Elder's San Antonio-based investment firm, formed in March 2015, employed dozens of people and presented itself as a legitimate operation investing in apartments, industrial workspace units, and commercial building projects. Elder repeatedly promised victims high returns and minimal risk while claiming he would "co-invest" his own money alongside theirs .
The scheme collapsed in March 2025 when Elder halted all interest payments and notified investors that his businesses were experiencing financial difficulties, projects would not be completed, and they should expect to lose a large portion of their investments .
Federal investigators revealed that Elder operated in "classic Ponzi fashion," making interest payments to investors of one project using investor funds from other projects without disclosing the nature or source of those payments . Over the 26-month life of the scheme, investors received approximately $8.8 million in payments that Elder claimed were "interest" and "principal" payments, when in reality many consisted of investments from other funds rather than actual returns .
The fraudulent operation relied on a steady stream of new investors to pay earlier ones, a hallmark of Ponzi schemes that inevitably collapse when new money stops flowing in.

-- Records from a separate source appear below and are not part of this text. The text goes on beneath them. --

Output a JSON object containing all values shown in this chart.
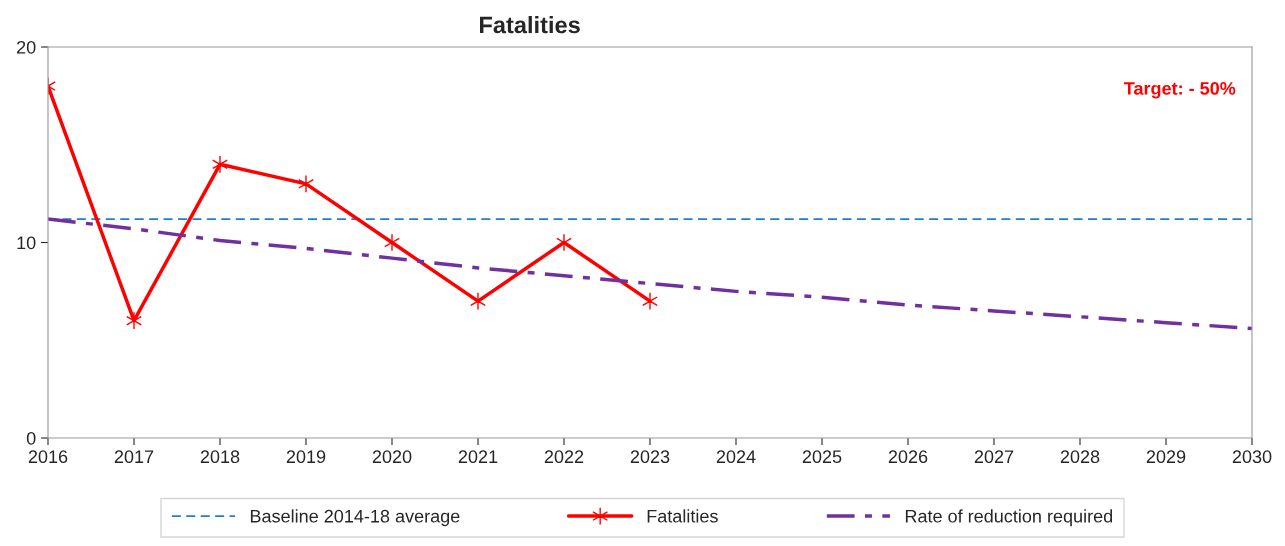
{
  "chart_data": {
    "type": "line",
    "title": "Fatalities",
    "xlim": [
      2016,
      2030
    ],
    "xticks": [
      2016,
      2017,
      2018,
      2019,
      2020,
      2021,
      2022,
      2023,
      2024,
      2025,
      2026,
      2027,
      2028,
      2029,
      2030
    ],
    "ylim": [
      0,
      20
    ],
    "yticks": [
      0,
      10,
      20
    ],
    "grid": false,
    "legend": "bottom",
    "series": [
      {
        "name": "Baseline 2014-18 average",
        "color": "#1f7fd0",
        "line_style": "dashed",
        "marker": "none",
        "x": [
          2016,
          2030
        ],
        "values": [
          11.2,
          11.2
        ]
      },
      {
        "name": "Fatalities",
        "color": "#ff0000",
        "line_style": "solid",
        "marker": "cross",
        "x": [
          2016,
          2017,
          2018,
          2019,
          2020,
          2021,
          2022,
          2023
        ],
        "values": [
          18,
          6,
          14,
          13,
          10,
          7,
          10,
          7
        ]
      },
      {
        "name": "Rate of reduction required",
        "color": "#7030a0",
        "line_style": "dashed",
        "marker": "none",
        "x": [
          2016,
          2017,
          2018,
          2019,
          2020,
          2021,
          2022,
          2023,
          2024,
          2025,
          2026,
          2027,
          2028,
          2029,
          2030
        ],
        "values": [
          11.2,
          10.7,
          10.1,
          9.7,
          9.2,
          8.7,
          8.3,
          7.9,
          7.5,
          7.2,
          6.8,
          6.5,
          6.2,
          5.9,
          5.6
        ]
      }
    ],
    "annotations": [
      "Target: - 50%"
    ]
  }
}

Elder's misrepresentations extended beyond false promises of returns to outright lies about his personal financial involvement in the projects.
Elder was charged with wire fraud on January 28 and entered his guilty plea in federal court on February 17 . He faces a maximum of 20 years in federal prison, with sentencing scheduled for the week of June 2 . A federal district judge will determine his sentence after considering federal sentencing guidelines and other statutory factors .

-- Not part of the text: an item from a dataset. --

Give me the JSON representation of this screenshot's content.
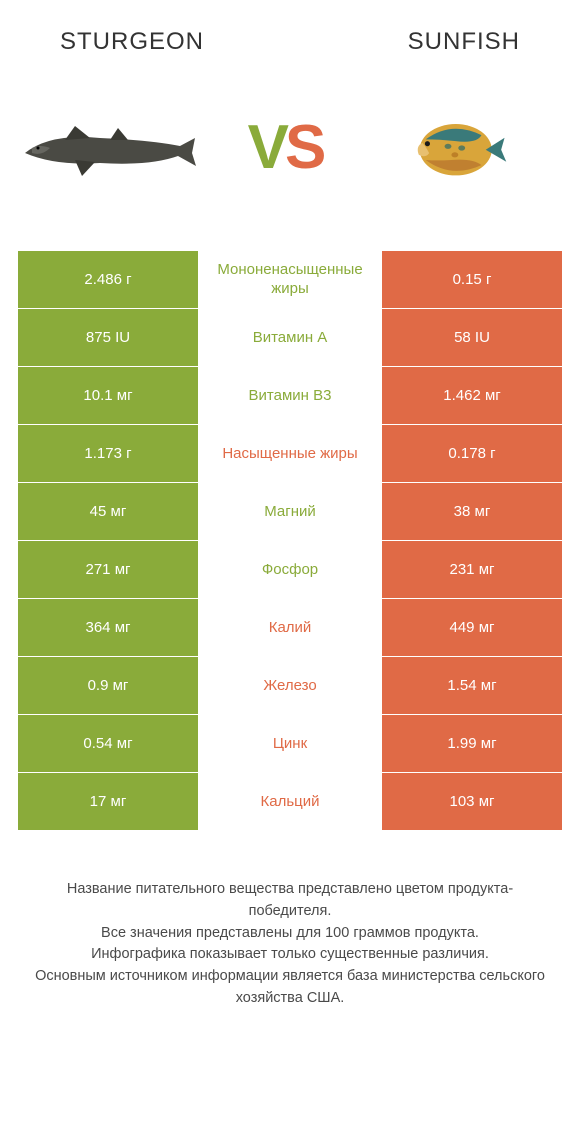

The FBI conducted the investigation while Assistant U.S. Attorneys William R. Harris, Steven Seward and Ray Gattinella are prosecuting the case . The swift legal action demonstrates federal authorities' commitment to pursuing complex financial fraud cases that devastate individual investors.
This case highlights the vulnerability of individual investors to sophisticated fraud schemes, particularly in the real estate sector where complex transactions can obscure the true nature of operations. The sheer scale—345 victims across multiple investment offerings—demonstrates how quickly fraudulent schemes can expand when they appear legitimate on the surface.
Elder's case serves as a stark reminder that promises of high returns with low risk should trigger immediate skepticism. The collapse of his scheme leaves hundreds of investors facing substantial financial losses, underscoring the critical importance of thorough due diligence and regulatory oversight in private investment markets.